At the heart of the Measures is MOFCOM’s determination to focus the central government’s caseload on large scale or politically sensitive investments and allow other applications to be approved more easily. The 2004 framework authorized provincial level MOFCOM authorities to approve investments by enterprises under the local government in certain designated countries; investments in other locations or by enterprises under the central government required national level MOFCOM approval.
Under the Measures, applicants should instead follow one of three tracks, depending on the significance of the investment. A fast track applies for investments of less than US$10 million and which do not fall into the categories requiring provincial or central approval (see below). Such applications do not require a full review and should obtain approval within three business days after submission of an application form (but not full documentation) to either a provincial or the central MOFCOM bureau.

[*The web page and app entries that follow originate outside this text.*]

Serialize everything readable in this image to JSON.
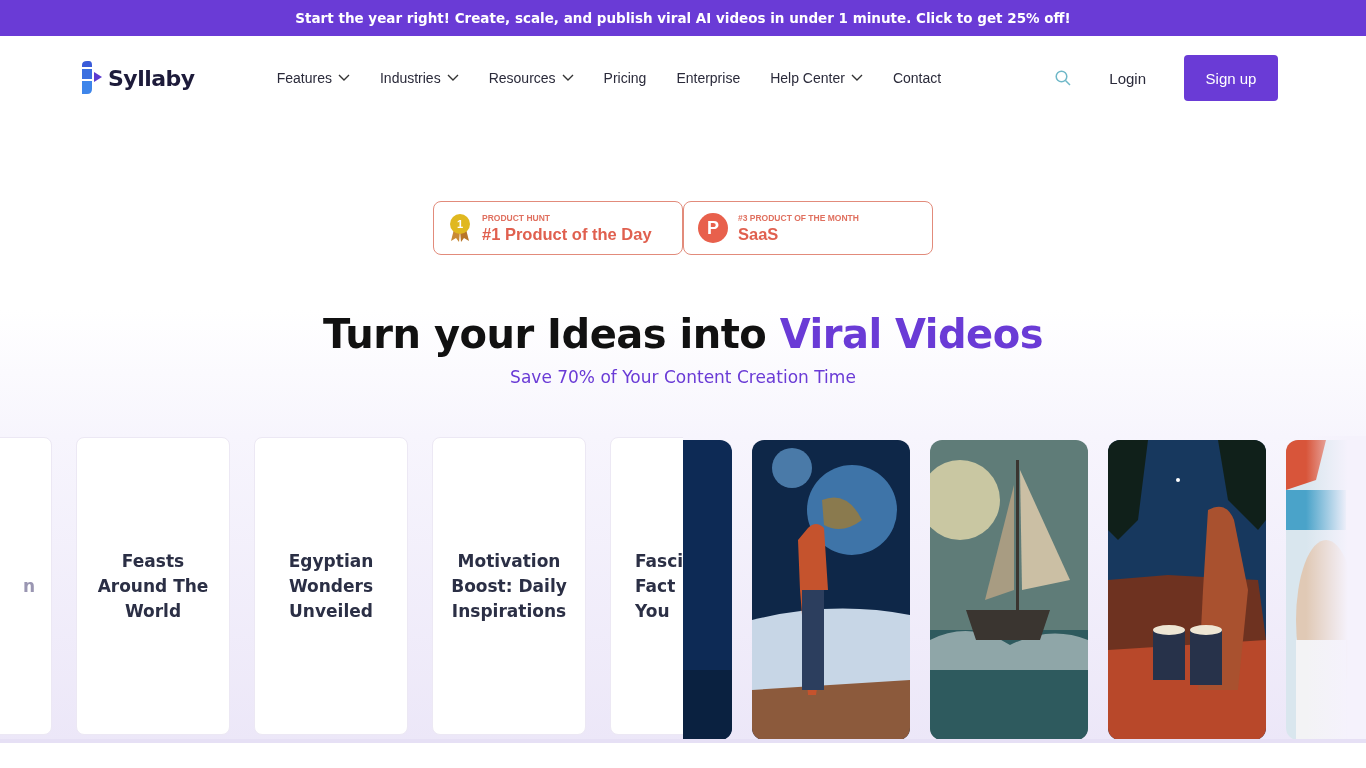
{
  "promo_bar": {
    "text": "Start the year right! Create, scale, and publish viral AI videos in under 1 minute. Click to get 25% off!"
  },
  "header": {
    "logo": "Syllaby",
    "nav": [
      {
        "label": "Features",
        "dropdown": true
      },
      {
        "label": "Industries",
        "dropdown": true
      },
      {
        "label": "Resources",
        "dropdown": true
      },
      {
        "label": "Pricing",
        "dropdown": false
      },
      {
        "label": "Enterprise",
        "dropdown": false
      },
      {
        "label": "Help Center",
        "dropdown": true
      },
      {
        "label": "Contact",
        "dropdown": false
      }
    ],
    "login": "Login",
    "signup": "Sign up"
  },
  "badges": [
    {
      "kind": "medal",
      "icon_text": "1",
      "caption": "PRODUCT HUNT",
      "title": "#1 Product of the Day"
    },
    {
      "kind": "logo",
      "icon_text": "P",
      "caption": "#3 PRODUCT OF THE MONTH",
      "title": "SaaS"
    }
  ],
  "hero": {
    "title": "Turn your Ideas into",
    "title_highlight": "Viral Videos",
    "subtitle": "Save 70% of Your Content Creation Time"
  },
  "topic_cards": [
    {
      "lines": [
        "n"
      ]
    },
    {
      "lines": [
        "Feasts",
        "Around The",
        "World"
      ]
    },
    {
      "lines": [
        "Egyptian",
        "Wonders",
        "Unveiled"
      ]
    },
    {
      "lines": [
        "Motivation",
        "Boost: Daily",
        "Inspirations"
      ]
    },
    {
      "lines": [
        "Fasci",
        "Fact",
        "You"
      ]
    }
  ]
}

On the second track, provincial MOFCOM bureaus may approve (i) investments of between US$10 million and US$100 million; (ii) investments in energy and natural resources and (iii) investments that involve “raising external funds” (a term left undefined by the Measures) within the PRC. Finally, central MOFCOM approval is required for investments that (i) are in an amount of US$100 million or more, (ii) involve the establishment of an overseas special purpose vehicle for the listing of PRC assets, (iii) involve the interests of several jurisdictions, (iv) are in designated jurisdictions (to be set forth in a separate list), or (v) are in jurisdictions without diplomatic relations with the PRC.
Despite the welcome clarifications and streamlining detailed above, the Measures may impose unanticipated barriers to outbound investment. For example, the Measures provide that any agreement relating to the outbound investment will only become effective once the relevant governmental approvals have been obtained and not upon execution. Careful drafting will be required to ensure that key contractual provisions retain their enforceability pending receipt of such approvals.